Australian PM to take office after election drama

Australia’s Prime Minister Julia Gillard and her cabinet will be sworn in on Tuesday faced with the challenge of holding together a precarious coalition government after cliffhanger elections.

Gillard, Australia’s first woman prime minister, will take the oath of office at around 2:15 pm (0415 GMT) alongside ex-leader Kevin Rudd, whom she controversially deposed but has now named as foreign minister.

The ceremony caps weeks of drama after the party revolt against Rudd, followed by polls that produced the first hung parliament in decades and left Gillard relying on Greens and independent MPs for support.

Gillard’s first cabinet as an elected leader contains potential divisions with Rudd sitting alongside the party powerbrokers credited with orchestrating the sudden and surprising Labor mutiny in June.

The prime minister was forced into a late change just hours before the ceremony by announcing a minister for Aboriginal health, following strong complaints when the post was left out of the original line-up.

Ex-Midnight Oil singer Peter Garrett returns with an education brief despite being reprimanded after a botched free home insulation scheme that was blamed for four workers’ deaths and hundreds of house fires.

Garrett is one of three government members sharing education after Gillard, a former education minister, decided to split the ministry, prompting concerns among student groups and universities over a possibly fractured approach.

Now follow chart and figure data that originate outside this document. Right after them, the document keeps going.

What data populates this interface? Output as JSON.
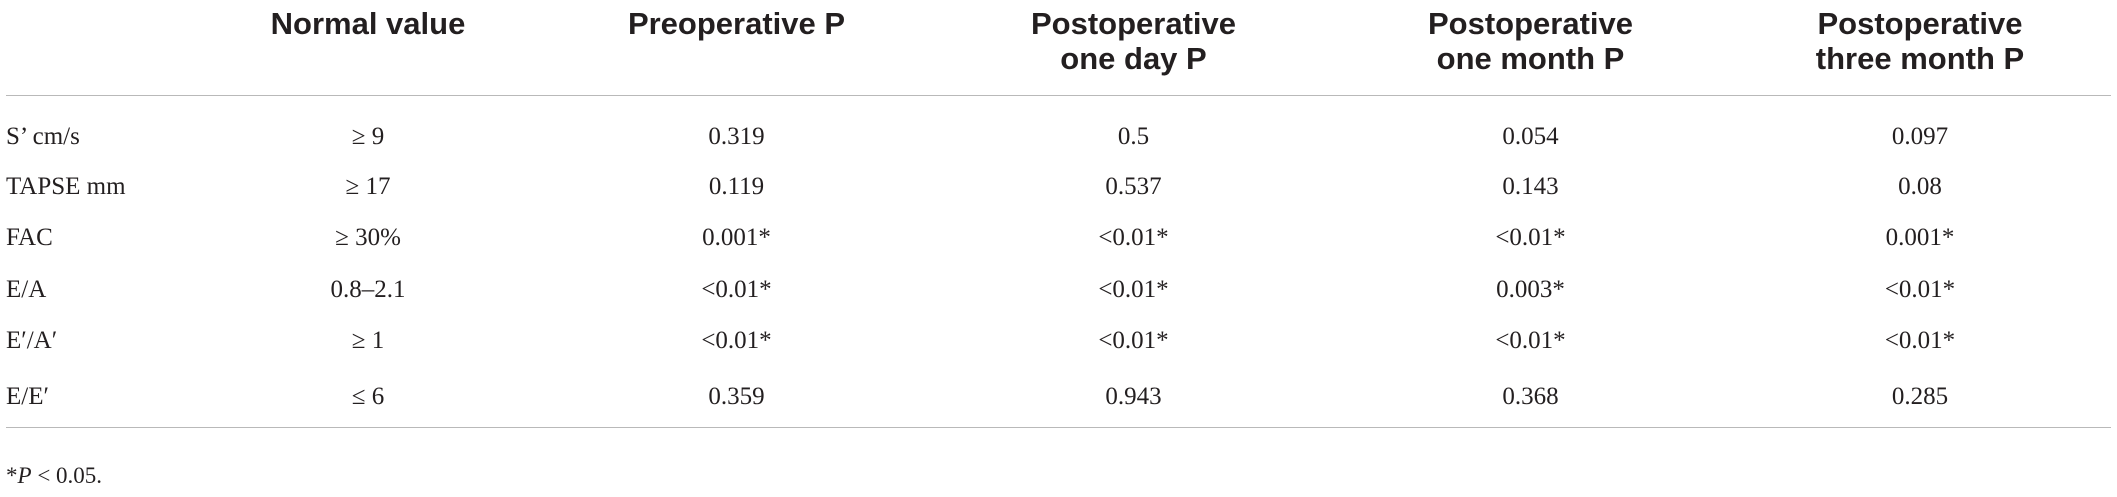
{
  "table": {
    "headers": [
      [
        ""
      ],
      [
        "Normal value"
      ],
      [
        "Preoperative P"
      ],
      [
        "Postoperative",
        "one day P"
      ],
      [
        "Postoperative",
        "one month P"
      ],
      [
        "Postoperative",
        "three month P"
      ]
    ],
    "rows": [
      [
        "S’ cm/s",
        "≥ 9",
        "0.319",
        "0.5",
        "0.054",
        "0.097"
      ],
      [
        "TAPSE mm",
        "≥ 17",
        "0.119",
        "0.537",
        "0.143",
        "0.08"
      ],
      [
        "FAC",
        "≥ 30%",
        "0.001*",
        "<0.01*",
        "<0.01*",
        "0.001*"
      ],
      [
        "E/A",
        "0.8–2.1",
        "<0.01*",
        "<0.01*",
        "0.003*",
        "<0.01*"
      ],
      [
        "E′/A′",
        "≥ 1",
        "<0.01*",
        "<0.01*",
        "<0.01*",
        "<0.01*"
      ],
      [
        "E/E′",
        "≤ 6",
        "0.359",
        "0.943",
        "0.368",
        "0.285"
      ]
    ]
  },
  "footnote": {
    "mark": "*",
    "italic": "P",
    "text": " < 0.05."
  }
}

Disillusionment with the major parties was blamed for creating Australia’s first minority government since World War II, despite strong economic growth and low unemployment underpinned by buoyant mining exports to Asia.

Gillard has promised to introduce a new tax on resources profits and measures to ease pollution, while maintaining an eclectic coalition which groups an environment-minded MP with two conservative-leaning independents.

The Welsh-born former “Ten Pound Pom” controls 76 seats in the 150-member House of Representatives, meaning a single defection or absence could produce stalemate in the lower house.

Analysts say the new government is a “delicate” arrangement which will require constant negotiation.

“I think it’s going to be inherently unstable,” said political commentator Peter van Onselen.

“It’ll be delicate and it’ll require the government to take an issue-by-issue approach to its legislation … (rather) than robust policy development.”

Gillard, a red-headed industrial lawyer, became Australia’s first woman leader by ousting Rudd on June 24 and called polls three weeks later, banking on a wave of support.

But the anticipated honeymoon period failed to materialise as many voters turned away from the two main parties and handed the environment-focused Greens a record ballot share.